The diversity and complexity of invertebrate communities usually result in their exclusion from conservation activities. Here we provide a step process for assessing predominantly ground-dwelling Afrotemperate forest invertebrates'' (earthworms, centipedes, millipedes, ants, molluscs) potential as surrogates for conservation and indicators for monitoring. We also evaluated sampling methods (soil and litter samples, pitfall traps, active searching quadrats and tree beating) and temporal (seasonal) effects.

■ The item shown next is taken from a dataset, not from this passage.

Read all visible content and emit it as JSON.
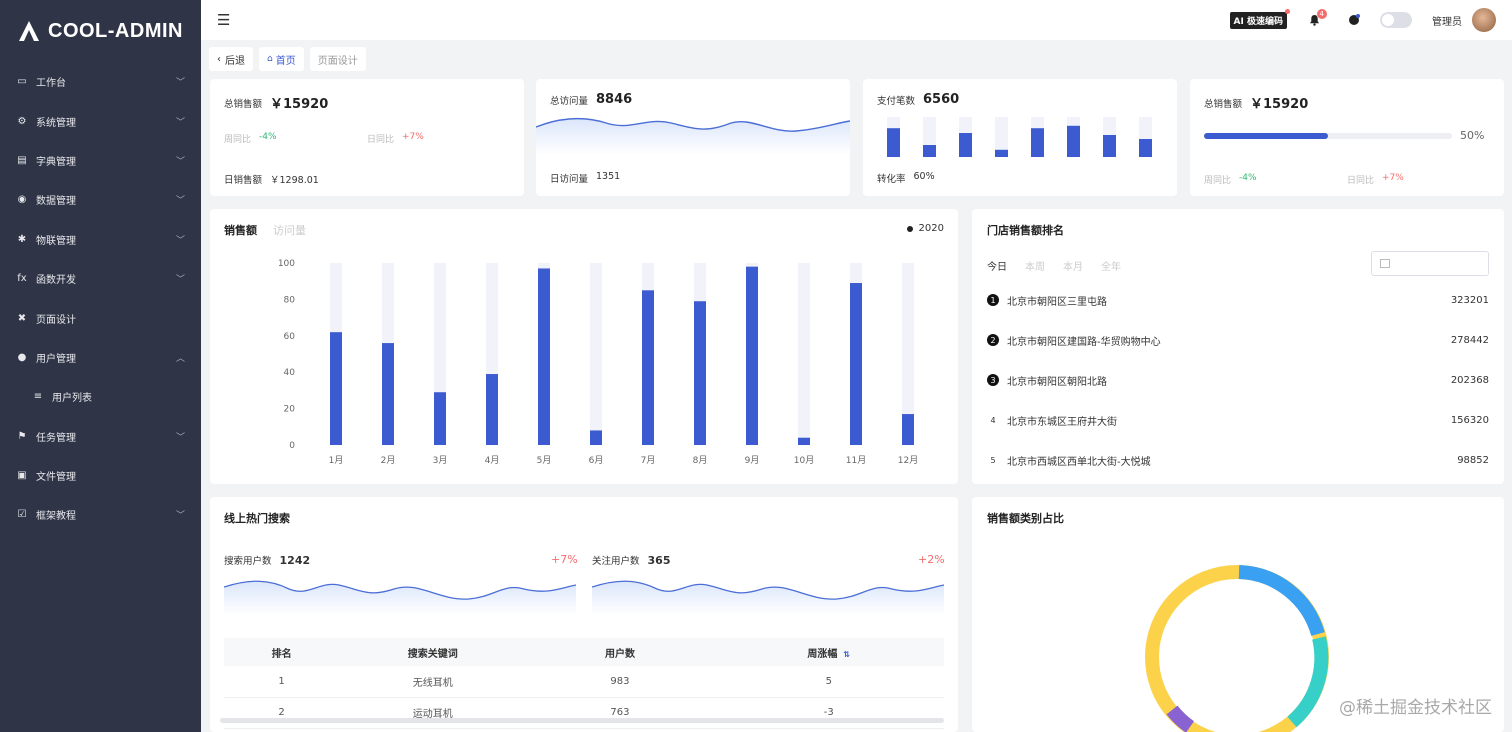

Methodology/Principal Findings

Lack of congruence of species richness across taxa indicated poor surrogacy potential for any of the focus taxa. Based on abundance and richness, seasonal stability, and ease of sampling, molluscs were the most appropriate taxon for use in monitoring of disturbance impacts. Mollusc richness was highest in March (Antipodal late summer wet season). The most effective and efficient methods were active searching quadrats and searching litter samples. We tested the effectiveness of molluscs as indicators for monitoring by contrasting species richness and community structure in burned relative to unburned forests. Both species richness and community structure changed significantly with burning. Some mollusc species (e.g. Macroptychia africana) showed marked negative responses to burning, and these species have potential for use as indicators.

Conclusions/Significance

Despite habitat type (i.e., Afrotemperate forest) being constant, species richness and community structure varied across forest patches. Therefore, in conservation planning, setting targets for coarse filter features (e.g., habitat type) requires fine filter features (e.g., localities for individual species). This is especially true for limited mobility taxa such as those studied here. Molluscs have high potential for indicators for monitoring, and this requires broader study.